What was your project in Tom's laboratory? When I joined the laboratory, they had just identified a new family of splicing factors called the CELF proteins, which stands for CUG-BP and ETR-3–like factors—those were the first two members of the family to be described.
I started out doing some Western blots and saw that the expression patterns of CELF proteins were very dynamic during development. A lot of researchers in the alternative splicing community looked at how a gene was spliced one way in muscle cells, and another way in neurons. But there hadn't been many studies into what happens within the same cell type over time. I found evidence to suggest that CELF protein expression changes drive the developmental transition between fetal and adult patterns of splicing in the developing heart.
How do CELF proteins direct the splicing machinery to control alternative splicing? That's a great question. Actually, very little is known about that. We know they bind to the RNA, and that they have to bind to the RNA to affect splicing. But how precisely they're communicating with the basal splicing machinery is not well understood.

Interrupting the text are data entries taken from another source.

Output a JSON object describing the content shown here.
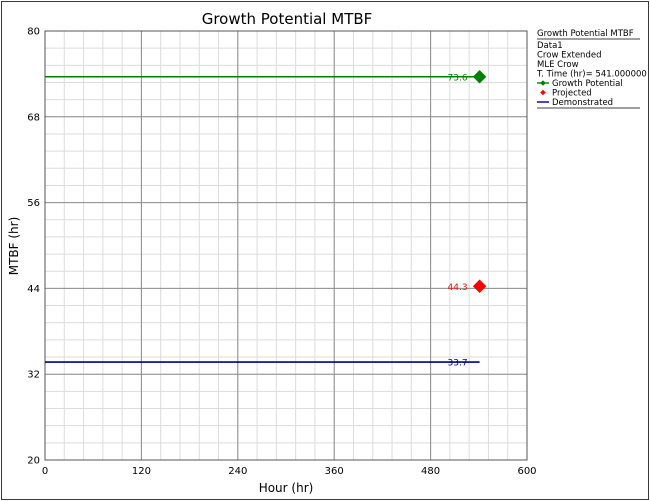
{
  "chart_data": {
    "type": "line",
    "title": "Growth Potential MTBF",
    "xlabel": "Hour (hr)",
    "ylabel": "MTBF (hr)",
    "xlim": [
      0,
      600
    ],
    "ylim": [
      20,
      80
    ],
    "x_ticks": [
      0,
      120,
      240,
      360,
      480,
      600
    ],
    "y_ticks": [
      20,
      32,
      44,
      56,
      68,
      80
    ],
    "grid": true,
    "legend_position": "right",
    "legend": {
      "title": "Growth Potential MTBF",
      "lines": [
        "Data1",
        "Crow Extended",
        "MLE Crow",
        "T. Time (hr)= 541.000000"
      ]
    },
    "series": [
      {
        "name": "Growth Potential",
        "kind": "line-with-marker",
        "color": "#008000",
        "x": [
          0,
          541
        ],
        "y": [
          73.6,
          73.6
        ],
        "marker_x": 541,
        "label": "73.6"
      },
      {
        "name": "Projected",
        "kind": "marker",
        "color": "#ff0000",
        "x": [
          541
        ],
        "y": [
          44.3
        ],
        "label": "44.3"
      },
      {
        "name": "Demonstrated",
        "kind": "line",
        "color": "#000080",
        "x": [
          0,
          541
        ],
        "y": [
          33.7,
          33.7
        ],
        "label": "33.7"
      }
    ]
  }
}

What else are you looking at? We're starting to look at another family of splicing regulators called the muscleblind-like proteins, which act on many of the same subset of targets as the CELF proteins but, at least in some cases, have been shown to be antagonistic.
We have preliminary data that both the CELF and the muscleblind-like protein family are very dynamic during embryonic heart development. And so we think that they're involved in developmental stage-specific alternative splicing control.

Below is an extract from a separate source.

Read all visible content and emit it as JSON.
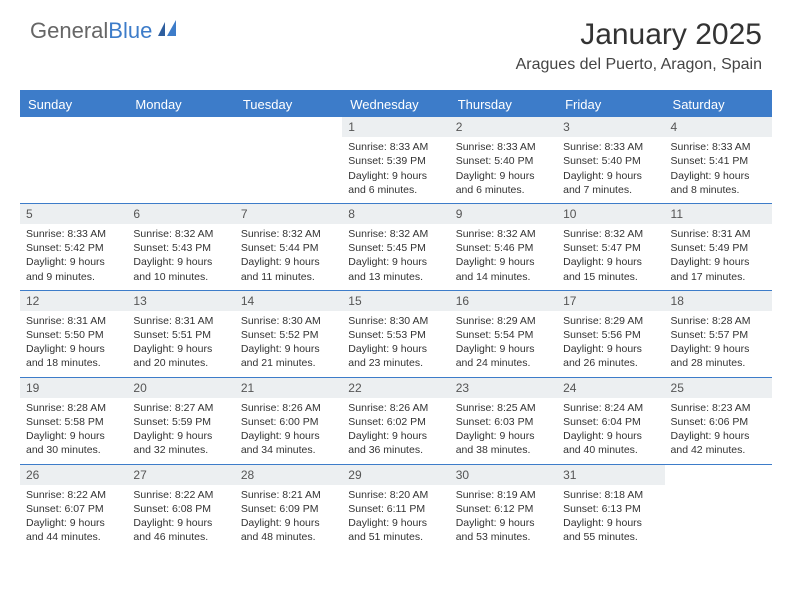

My guess is that probably most, if not all the different splicing factor families are developmentally regulated in different tissues, in much the same way that transcription factors are.
And presumably they each have a distinct subset of targets. Right. Each protein or each family of splicing regulators would affect different subsets of targets, and some of those subsets may overlap, and some may be very distinct.

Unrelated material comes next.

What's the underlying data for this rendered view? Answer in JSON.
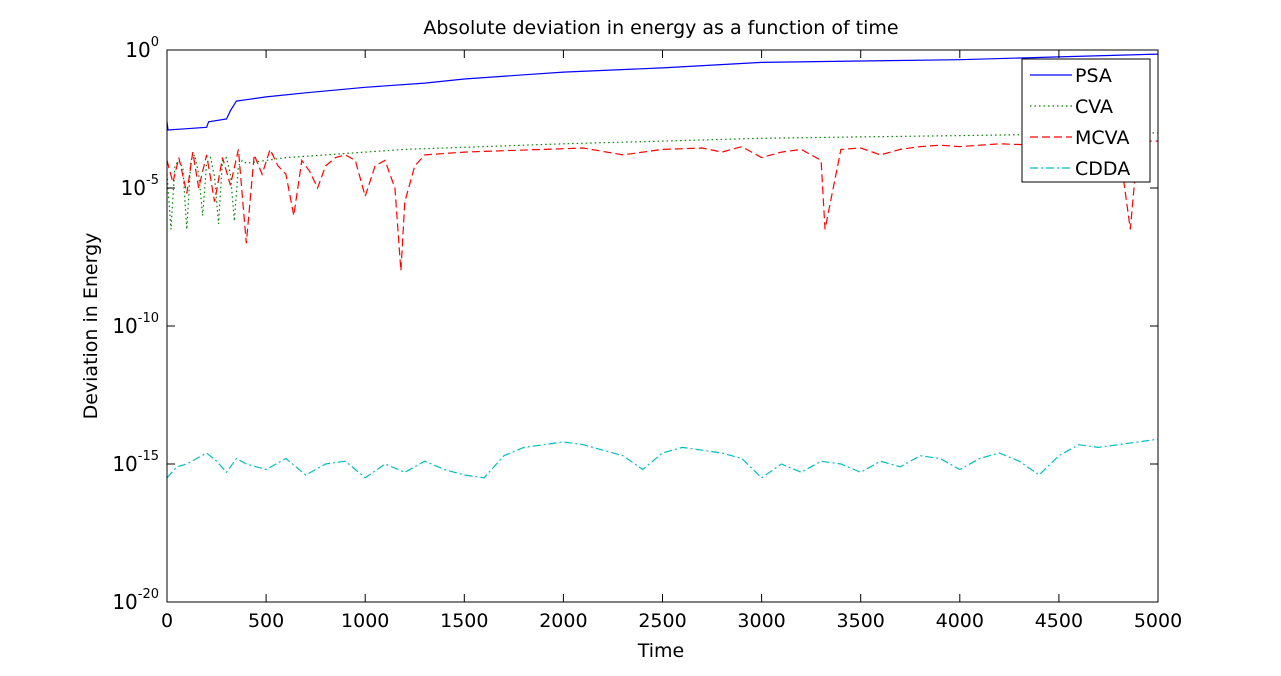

You've identified six of these CELF proteins. Do you know all of their targets? That's actually one of the big questions that we have now. Only a very small number of targets have been identified, and we think there are probably many more. We're now trying to identify the others.
Are you working on any other projects? I think the big, overriding question that we really want to answer is, what are the consequences of these splicing programs for development? Not just how is splicing regulated, but why is it important?
So we're using a variety of whole embryo, primary cell, and embryonic explant assays to go in and manipulate the splicing factors and see what effects we're having on morphogenetic processes.
THE RIGHT FIT
What made you choose Ohio? It was a combination of things. On a professional level, the Cleveland Clinic is really a top-notch place. It's got great resources, it's got great people. And scientifically, it was a great fit. Our work is sort of a combination of cardiovascular, developmental, and RNA biology, and that's an unusual combination. But here in Cleveland, between the Cleveland Clinic and Case Western Reserve University, there's actually a huge RNA community. And at the Cleveland Clinic there's a huge cardiovascular biology community.
Then on a personal level, I just really liked Ohio. I really wanted to move north after living in Arizona and Texas. I discovered the southern climate doesn't really agree with me, and I wanted to go back to a place that had a change of seasons and had a real winter, and snowed on Christmas. I really love the midwestern culture.
Are you enjoying life as a Principle Investigator? It's fun. It's kind of stressful. When I left Tom's laboratory, I remember he told me that being a PI is like being a parent. It's one of those things that, if you had any idea going in how much work it would be or how hard it would be or how stressful it would be, you might not want to do it. But once you're there and you're doing it, it's so rewarding, you're glad you did. I don't know about being a parent, but as a PI, I'd say that's completely true.